Post by Walter Piorkowski »

Hi Mitch. Alas I wish it were so. These images may be unique as they go, but only because they were created through the process of image stacking. Very similar and even more detailed images done by scanning electron microscopes (SEM's) are out in the literature. Take for example the book spoken about on this forum by Rik L., "The Biology of Spiders" by R. F. Foelix. I acquired a copy of it last week. It shows exceptional electron micrographs of spider body areas that I could only hope to imitate.

All you will see in these images is the outer casting of the spiders body, so don't feel bad that you can't see a venom channel. It was removed by the spider as it extracted itself. What did remain however does have the hole that the venom would have passed through at the end of the channel. Note that because the fang you see is completely hollow when we look into the hole we see through to the back side as well. That is why it is not as clearly defined as I would have hoped.

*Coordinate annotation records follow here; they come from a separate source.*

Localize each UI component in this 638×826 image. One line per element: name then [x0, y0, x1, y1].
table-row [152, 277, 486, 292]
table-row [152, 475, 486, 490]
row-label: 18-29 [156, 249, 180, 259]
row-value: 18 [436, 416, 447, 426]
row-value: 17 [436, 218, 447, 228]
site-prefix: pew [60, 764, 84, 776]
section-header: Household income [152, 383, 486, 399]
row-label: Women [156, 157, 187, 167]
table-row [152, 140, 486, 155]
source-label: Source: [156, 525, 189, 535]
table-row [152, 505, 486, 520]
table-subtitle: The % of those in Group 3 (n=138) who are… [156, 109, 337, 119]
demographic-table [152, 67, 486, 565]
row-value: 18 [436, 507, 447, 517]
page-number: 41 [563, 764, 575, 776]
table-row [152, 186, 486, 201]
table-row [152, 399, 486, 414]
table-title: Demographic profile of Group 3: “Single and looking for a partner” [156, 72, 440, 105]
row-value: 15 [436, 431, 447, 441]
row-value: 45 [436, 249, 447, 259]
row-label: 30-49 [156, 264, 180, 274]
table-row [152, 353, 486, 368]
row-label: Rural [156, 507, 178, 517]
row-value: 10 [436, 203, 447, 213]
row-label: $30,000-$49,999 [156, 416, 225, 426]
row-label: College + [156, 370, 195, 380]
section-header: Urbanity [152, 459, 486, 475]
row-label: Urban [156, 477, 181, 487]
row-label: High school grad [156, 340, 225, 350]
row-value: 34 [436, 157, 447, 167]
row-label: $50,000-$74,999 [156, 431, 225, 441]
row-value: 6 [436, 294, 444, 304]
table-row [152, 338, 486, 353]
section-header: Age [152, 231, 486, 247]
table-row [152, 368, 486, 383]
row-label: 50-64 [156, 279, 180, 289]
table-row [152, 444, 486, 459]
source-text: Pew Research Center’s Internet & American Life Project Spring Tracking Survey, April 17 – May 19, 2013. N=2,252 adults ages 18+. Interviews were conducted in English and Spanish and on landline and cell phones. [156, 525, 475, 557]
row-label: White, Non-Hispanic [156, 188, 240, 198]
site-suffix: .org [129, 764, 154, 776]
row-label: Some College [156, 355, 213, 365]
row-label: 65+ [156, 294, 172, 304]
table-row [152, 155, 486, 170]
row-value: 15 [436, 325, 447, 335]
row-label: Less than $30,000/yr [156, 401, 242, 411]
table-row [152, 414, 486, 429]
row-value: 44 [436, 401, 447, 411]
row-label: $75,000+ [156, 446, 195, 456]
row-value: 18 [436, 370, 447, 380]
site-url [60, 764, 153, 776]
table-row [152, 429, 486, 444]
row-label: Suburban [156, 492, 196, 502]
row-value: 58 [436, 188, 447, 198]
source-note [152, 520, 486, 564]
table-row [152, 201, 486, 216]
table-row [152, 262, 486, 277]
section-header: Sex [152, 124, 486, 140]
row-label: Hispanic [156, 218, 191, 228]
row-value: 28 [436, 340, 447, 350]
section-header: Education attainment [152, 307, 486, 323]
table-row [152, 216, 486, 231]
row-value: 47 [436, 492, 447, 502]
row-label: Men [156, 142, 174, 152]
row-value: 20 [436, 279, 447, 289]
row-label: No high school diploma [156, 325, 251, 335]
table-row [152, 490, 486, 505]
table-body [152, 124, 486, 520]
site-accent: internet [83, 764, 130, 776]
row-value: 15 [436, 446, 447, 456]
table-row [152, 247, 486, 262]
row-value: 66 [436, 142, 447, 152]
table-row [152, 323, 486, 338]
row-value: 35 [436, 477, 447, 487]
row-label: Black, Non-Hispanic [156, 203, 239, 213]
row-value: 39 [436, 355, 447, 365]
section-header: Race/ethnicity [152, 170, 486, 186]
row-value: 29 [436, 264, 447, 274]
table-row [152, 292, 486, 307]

Hello Pau. The Leitz relief mirror condenser is a special tool that is part of the ULTROPAK incident light system. It will accept UO objectives of various magnifications above 25x. They have to be extracted from their standard ring condensers and placed into the relief unit. What it does is accept the light path and bend it to illuminate the subject at a sharp angle in a 360 degree pattern.

Hi Rogelio. If you can see them then I have accomplished my goal. Thanks.